El papa Francisco no pudo
El papa Francisco no pudo abrazar a los fieles argentinos (EFE/ Ettore Ferrari)

El Domingo de Ramos se despidió de los médicos del Gemelli que le habían hecho recomendaciones que Francisco nunca siguió porque todavía quería dar más; el Jueves Santo visitó la cárcel de Regina Coeli y lavó los pies de doce detenidos ya no con el vigor de otras épocas, sino con un aliento flameante que no le cortó el humor: cuando le preguntaron cómo se sentía, contestó desde su silla de ruedas: “Me siento… sentado”. A las puertas de la cárcel, reflexionó: “Cuando visito un lugar como éste, siempre me pregunto: ¿Por qué ellos y no yo…?”.

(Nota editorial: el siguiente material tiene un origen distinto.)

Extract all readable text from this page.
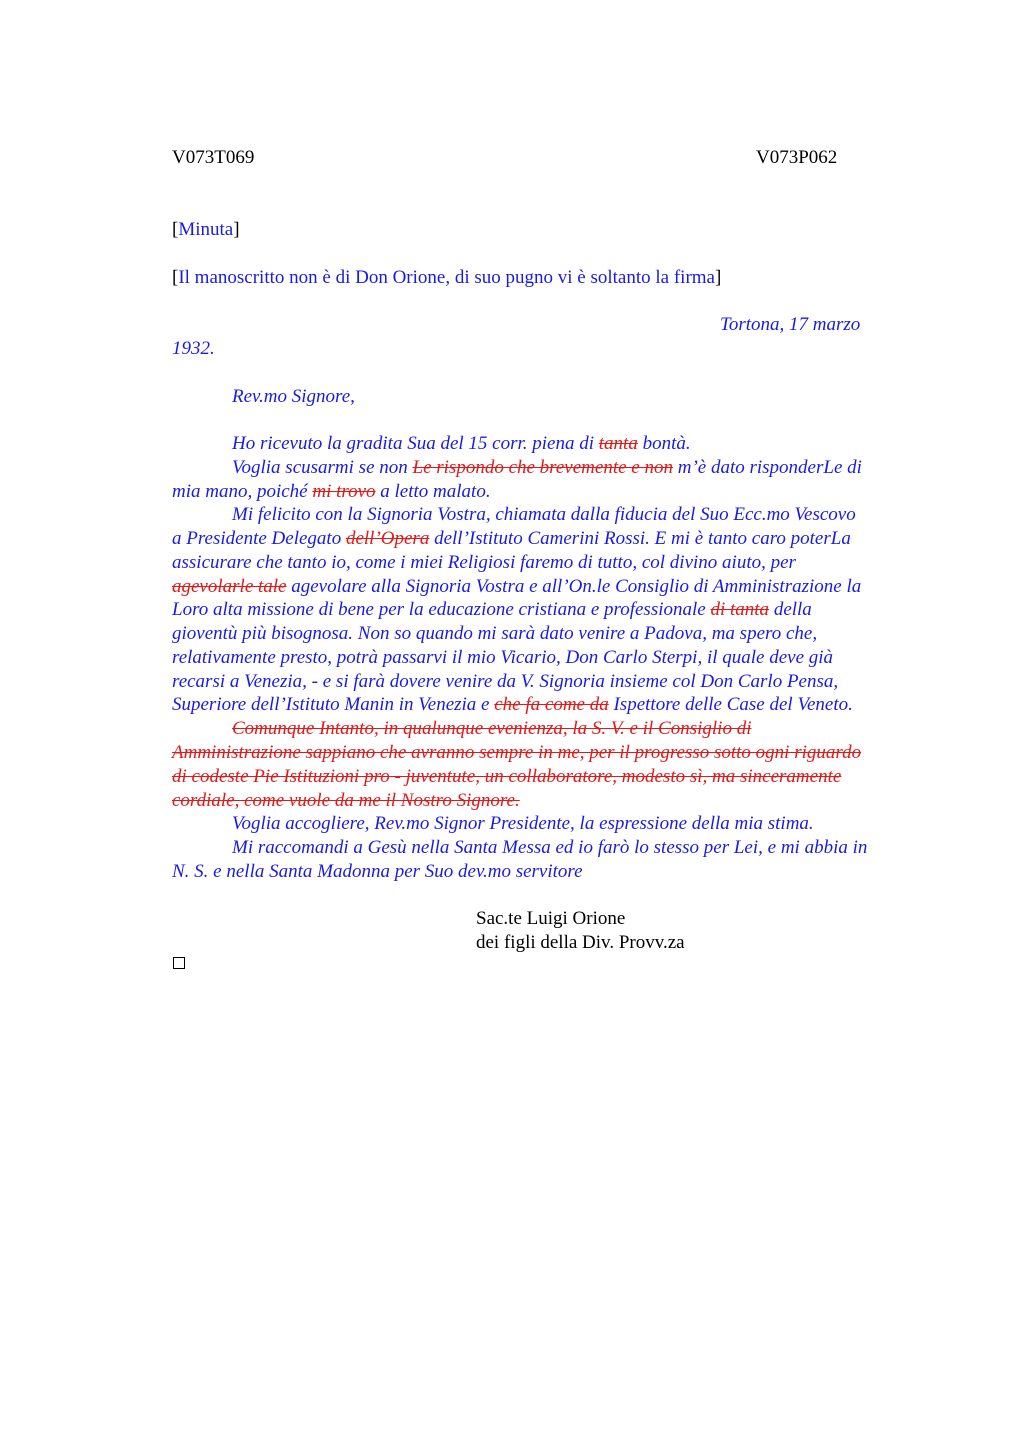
V073T069	V073P062
[Minuta]
[Il manoscritto non è di Don Orione, di suo pugno vi è soltanto la firma]
Tortona, 17 marzo
1932.
Rev.mo Signore,
Ho ricevuto la gradita Sua del 15 corr. piena di tanta bontà.
Voglia scusarmi se non Le rispondo che brevemente e non m’è dato risponderLe di
mia mano, poiché mi trovo a letto malato.
Mi felicito con la Signoria Vostra, chiamata dalla fiducia del Suo Ecc.mo Vescovo
a Presidente Delegato dell’Opera dell’Istituto Camerini Rossi. E mi è tanto caro poterLa
assicurare che tanto io, come i miei Religiosi faremo di tutto, col divino aiuto, per
agevolarle tale agevolare alla Signoria Vostra e all’On.le Consiglio di Amministrazione la
Loro alta missione di bene per la educazione cristiana e professionale di tanta della
gioventù più bisognosa. Non so quando mi sarà dato venire a Padova, ma spero che,
relativamente presto, potrà passarvi il mio Vicario, Don Carlo Sterpi, il quale deve già
recarsi a Venezia, - e si farà dovere venire da V. Signoria insieme col Don Carlo Pensa,
Superiore dell’Istituto Manin in Venezia e che fa come da Ispettore delle Case del Veneto.
Comunque Intanto, in qualunque evenienza, la S. V. e il Consiglio di
Amministrazione sappiano che avranno sempre in me, per il progresso sotto ogni riguardo
di codeste Pie Istituzioni pro - juventute, un collaboratore, modesto sì, ma sinceramente
cordiale, come vuole da me il Nostro Signore.
Voglia accogliere, Rev.mo Signor Presidente, la espressione della mia stima.
Mi raccomandi a Gesù nella Santa Messa ed io farò lo stesso per Lei, e mi abbia in
N. S. e nella Santa Madonna per Suo dev.mo servitore
Sac.te Luigi Orione
dei figli della Div. Provv.za
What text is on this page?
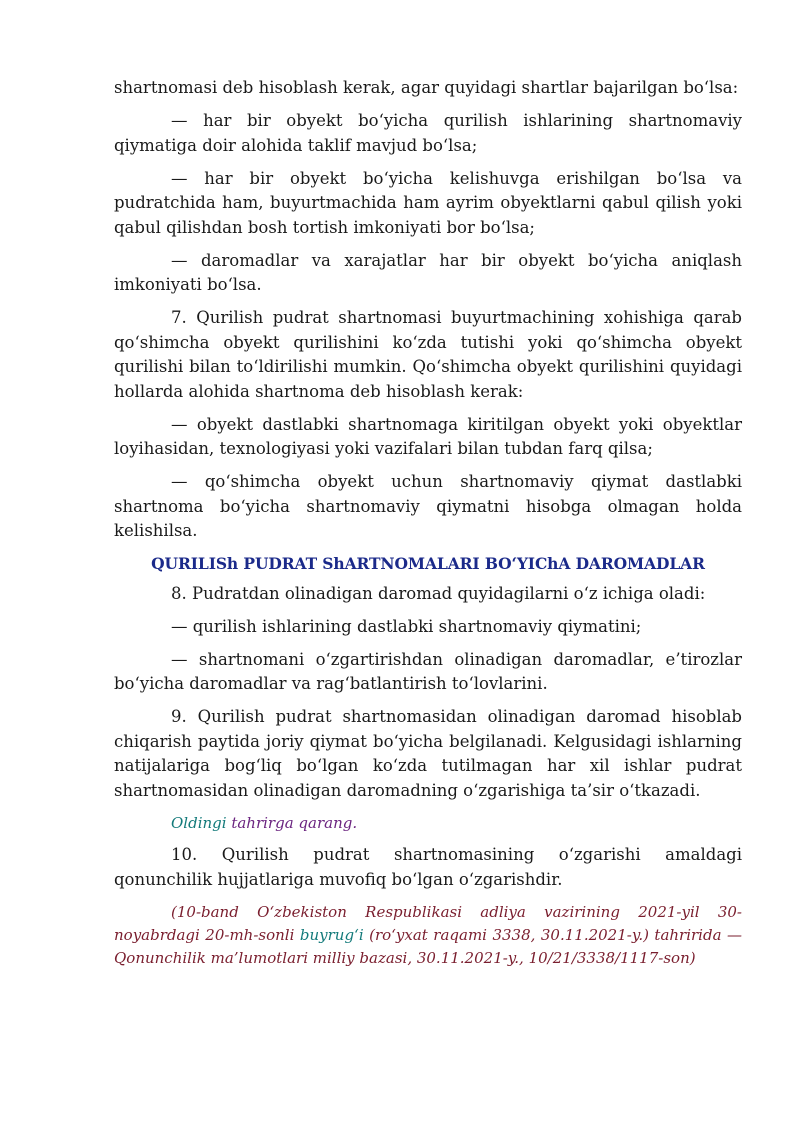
shartnomasi deb hisoblash kerak, agar quyidagi shartlar bajarilgan bo‘lsa:

— har bir obyekt bo‘yicha qurilish ishlarining shartnomaviy qiymatiga doir alohida taklif mavjud bo‘lsa;

— har bir obyekt bo‘yicha kelishuvga erishilgan bo‘lsa va pudratchida ham, buyurtmachida ham ayrim obyektlarni qabul qilish yoki qabul qilishdan bosh tortish imkoniyati bor bo‘lsa;

— daromadlar va xarajatlar har bir obyekt bo‘yicha aniqlash imkoniyati bo‘lsa.

7. Qurilish pudrat shartnomasi buyurtmachining xohishiga qarab qo‘shimcha obyekt qurilishini ko‘zda tutishi yoki qo‘shimcha obyekt qurilishi bilan to‘ldirilishi mumkin. Qo‘shimcha obyekt qurilishini quyidagi hollarda alohida shartnoma deb hisoblash kerak:

— obyekt dastlabki shartnomaga kiritilgan obyekt yoki obyektlar loyihasidan, texnologiyasi yoki vazifalari bilan tubdan farq qilsa;

— qo‘shimcha obyekt uchun shartnomaviy qiymat dastlabki shartnoma bo‘yicha shartnomaviy qiymatni hisobga olmagan holda kelishilsa.

QURILISh PUDRAT ShARTNOMALARI BO‘YIChA DAROMADLAR

8. Pudratdan olinadigan daromad quyidagilarni o‘z ichiga oladi:

— qurilish ishlarining dastlabki shartnomaviy qiymatini;

— shartnomani o‘zgartirishdan olinadigan daromadlar, e’tirozlar bo‘yicha daromadlar va rag‘batlantirish to‘lovlarini.

9. Qurilish pudrat shartnomasidan olinadigan daromad hisoblab chiqarish paytida joriy qiymat bo‘yicha belgilanadi. Kelgusidagi ishlarning natijalariga bog‘liq bo‘lgan ko‘zda tutilmagan har xil ishlar pudrat shartnomasidan olinadigan daromadning o‘zgarishiga ta’sir o‘tkazadi.

Oldingi tahrirga qarang.

10. Qurilish pudrat shartnomasining o‘zgarishi amaldagi qonunchilik hujjatlariga muvofiq bo‘lgan o‘zgarishdir.

(10-band O‘zbekiston Respublikasi adliya vazirining 2021-yil 30-noyabrdagi 20-mh-sonli buyrug‘i (ro‘yxat raqami 3338, 30.11.2021-y.) tahririda — Qonunchilik ma’lumotlari milliy bazasi, 30.11.2021-y., 10/21/3338/1117-son)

El Domingo de Pascua hizo lo que todos vimos: bendijo al mundo, deseó “buona Pascua” con ese hilo débil de voz que apenas le dejaba hilvanar palabras y, después, giró por la Plaza de San Pedro en una especie de vuelta olímpica en la que fue vitoreado, aplaudido, despedido. Murió horas después.

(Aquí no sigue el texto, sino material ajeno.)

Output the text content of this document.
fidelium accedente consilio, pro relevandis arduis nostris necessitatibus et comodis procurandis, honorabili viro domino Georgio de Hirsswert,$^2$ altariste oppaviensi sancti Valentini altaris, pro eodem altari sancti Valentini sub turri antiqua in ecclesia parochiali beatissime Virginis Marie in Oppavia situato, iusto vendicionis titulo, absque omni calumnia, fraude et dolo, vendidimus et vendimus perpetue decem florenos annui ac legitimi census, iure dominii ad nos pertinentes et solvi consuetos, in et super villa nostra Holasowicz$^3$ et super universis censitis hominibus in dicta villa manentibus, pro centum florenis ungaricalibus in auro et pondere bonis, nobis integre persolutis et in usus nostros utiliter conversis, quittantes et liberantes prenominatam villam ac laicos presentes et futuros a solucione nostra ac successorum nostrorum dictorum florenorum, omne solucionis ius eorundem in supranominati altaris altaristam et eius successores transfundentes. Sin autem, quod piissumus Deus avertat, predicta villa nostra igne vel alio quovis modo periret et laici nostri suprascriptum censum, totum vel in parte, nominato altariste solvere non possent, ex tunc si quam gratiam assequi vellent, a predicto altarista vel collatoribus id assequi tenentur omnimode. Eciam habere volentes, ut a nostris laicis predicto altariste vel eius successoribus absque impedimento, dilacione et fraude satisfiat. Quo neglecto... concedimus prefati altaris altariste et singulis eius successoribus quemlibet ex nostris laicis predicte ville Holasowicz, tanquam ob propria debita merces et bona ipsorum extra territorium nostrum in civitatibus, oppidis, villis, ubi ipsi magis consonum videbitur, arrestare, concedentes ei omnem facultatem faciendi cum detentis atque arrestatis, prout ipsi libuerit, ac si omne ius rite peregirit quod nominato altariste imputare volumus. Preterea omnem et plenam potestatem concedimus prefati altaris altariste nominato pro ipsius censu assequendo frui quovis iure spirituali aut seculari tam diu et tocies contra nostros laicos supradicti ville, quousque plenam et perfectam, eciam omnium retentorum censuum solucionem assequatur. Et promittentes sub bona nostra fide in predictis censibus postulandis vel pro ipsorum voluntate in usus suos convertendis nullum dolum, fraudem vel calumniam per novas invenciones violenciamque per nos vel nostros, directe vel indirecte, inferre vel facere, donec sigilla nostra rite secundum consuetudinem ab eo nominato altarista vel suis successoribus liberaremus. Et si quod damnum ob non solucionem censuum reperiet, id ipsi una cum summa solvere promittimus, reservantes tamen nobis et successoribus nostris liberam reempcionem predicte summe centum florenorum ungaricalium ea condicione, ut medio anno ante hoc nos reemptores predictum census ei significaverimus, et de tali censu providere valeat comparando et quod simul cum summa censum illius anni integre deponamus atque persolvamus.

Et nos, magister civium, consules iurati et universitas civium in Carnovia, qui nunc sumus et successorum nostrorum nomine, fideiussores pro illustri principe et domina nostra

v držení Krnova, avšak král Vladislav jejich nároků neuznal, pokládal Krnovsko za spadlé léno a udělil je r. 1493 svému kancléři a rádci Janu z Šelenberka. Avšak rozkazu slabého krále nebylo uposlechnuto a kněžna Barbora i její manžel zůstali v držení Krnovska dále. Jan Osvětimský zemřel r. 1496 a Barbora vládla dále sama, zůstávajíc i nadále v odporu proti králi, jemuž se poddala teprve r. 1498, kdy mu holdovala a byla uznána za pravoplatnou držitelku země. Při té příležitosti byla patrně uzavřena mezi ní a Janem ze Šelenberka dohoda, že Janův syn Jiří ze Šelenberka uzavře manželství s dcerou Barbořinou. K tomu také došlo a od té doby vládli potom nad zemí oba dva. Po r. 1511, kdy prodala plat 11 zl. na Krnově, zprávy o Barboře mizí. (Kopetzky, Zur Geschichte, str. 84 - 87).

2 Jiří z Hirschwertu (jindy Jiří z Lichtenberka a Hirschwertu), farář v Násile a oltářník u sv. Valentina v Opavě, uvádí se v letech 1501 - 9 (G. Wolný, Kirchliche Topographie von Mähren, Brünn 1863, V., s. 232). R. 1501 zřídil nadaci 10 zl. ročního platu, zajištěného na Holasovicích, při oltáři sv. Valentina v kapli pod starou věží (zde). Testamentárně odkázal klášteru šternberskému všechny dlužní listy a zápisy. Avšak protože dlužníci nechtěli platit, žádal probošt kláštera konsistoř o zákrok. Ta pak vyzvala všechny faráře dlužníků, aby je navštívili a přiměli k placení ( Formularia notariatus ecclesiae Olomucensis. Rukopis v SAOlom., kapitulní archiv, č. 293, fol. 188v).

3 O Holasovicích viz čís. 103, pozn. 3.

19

Me gusta pensar que Francisco murió con la entereza, la hidalguía, la confianza y la fe con la que morían los mártires cristianos en la Roma decadente.

¿Qué haremos en esta, su tierra, con el legado del papa Francisco? Está por verse. Nuestra historia reciente no nos augura nada bueno. Pero no hay que perder la fe.

Es verdad que somos incorregibles. Tal vez sea hora de empezar a corregirnos.